Le secteur forestier est l’un des plus enclins à la corruption au monde.
Il est notamment menacé par la corruption et des droits foncier non définis, le manque d’accès à une l’information précise ou crédible et l’absence de transparence sur les flux financiers, selon des groupes de recherche et des experts de l’environnement lors de la Conférence internationale contre la corruption qui s’est tenue à Brasilia, au Brésil en novembre 2012.

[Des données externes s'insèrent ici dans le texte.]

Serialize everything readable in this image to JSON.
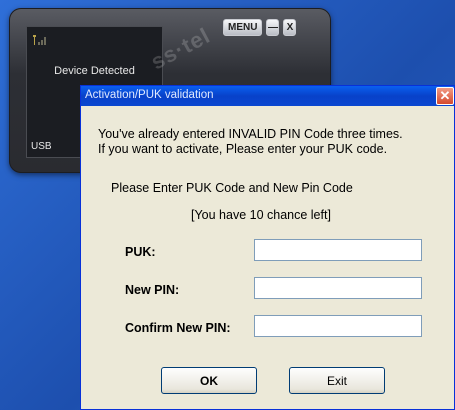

« En fait, ce que le mécanisme REDD + a fait, c’est établir une nouvelle valeur pour les forêts, que nous appelons le carbone », a déclaré Andrew Wardell, Directeur de Recherche du dossier Forêt et Gouvernance au Centre pour la Recherche Forestière Internationale. « Ceci a ouvert une boîte de Pandore pleine de nouvelles revendications sur – et de nouvelles luttes pour – les terres boisées dans de nombreux pays en voie de développement ».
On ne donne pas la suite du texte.